“Although we say that the pramana is Vedanta, it is really a thought, a vrtti, that is the pramana. Pramana is that which gives rise to knowledge.
The mind, being the place where the vrtti occurs, is called antah-karana, meaning, inner instrument. When you are exposed to a teacher or a teaching, your buddhi, the intellect, assumes the very form of the pramana, the teaching. Therefore, the guru’s buddhi or the teaching, and your buddhi become one and the same.
The guru’s buddhi tells us, ‘You are that, tat-tvam-asi.’ Here, the guru-buddhi is turned toward Arjuna, who represents the confused anta-karana, the ego, or one’s notion of I…. Exposed to the teaching, one’s own buddhi assumes the very meaning of the teaching and thereby becomes a guru to oneself.

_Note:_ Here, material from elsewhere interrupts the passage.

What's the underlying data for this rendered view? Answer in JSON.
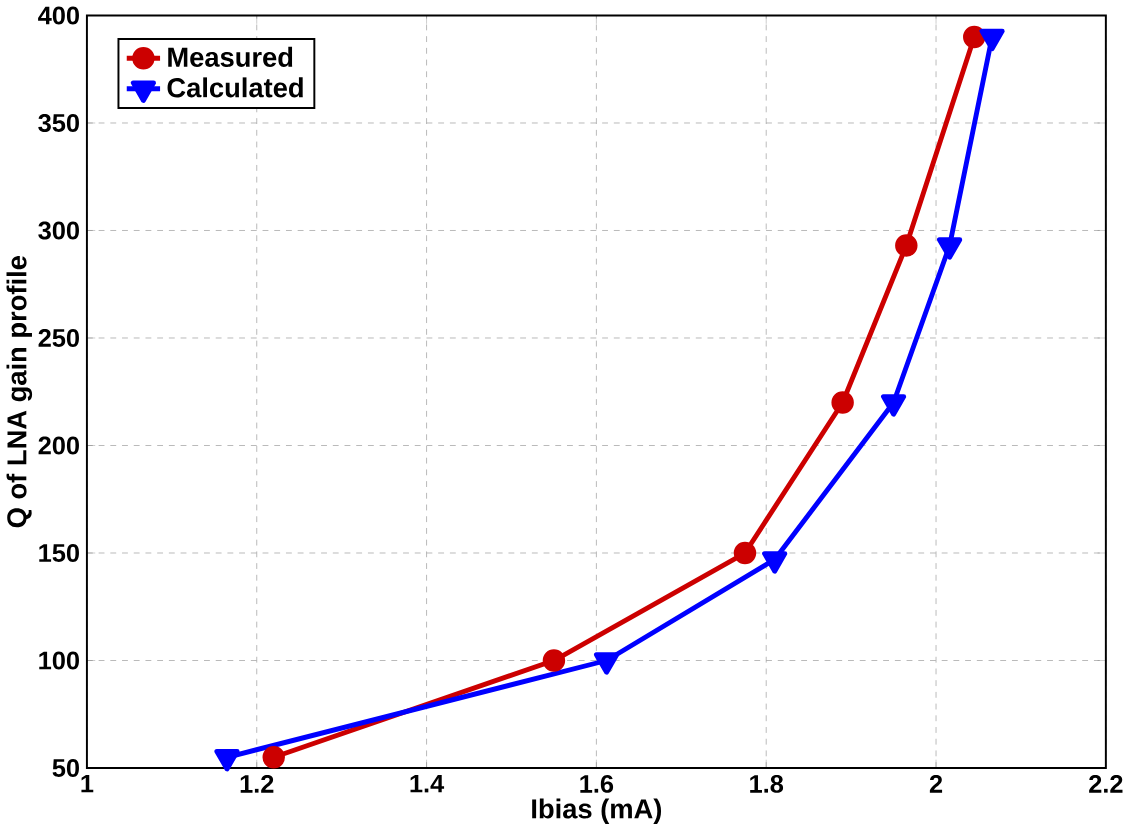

If your buddhi does not know this fact, tat tvam asi, it cannot tell you. It cannot tell you anything more than what it knows. This is why continually asking, ‘Who am I?’ does not work. Nothing can happen because you do not know what you do not know. Someone has to teach you. You cannot simply ask, ‘Who am I’, and expect to get an answer, because the ‘I’ that is always present is the one asking the question. How will the answer to such a question come? You cannot hope to stumble upon the fact. The fact is you; therefore, you are not going to stumble upon an answer that is anything more than what you already know.”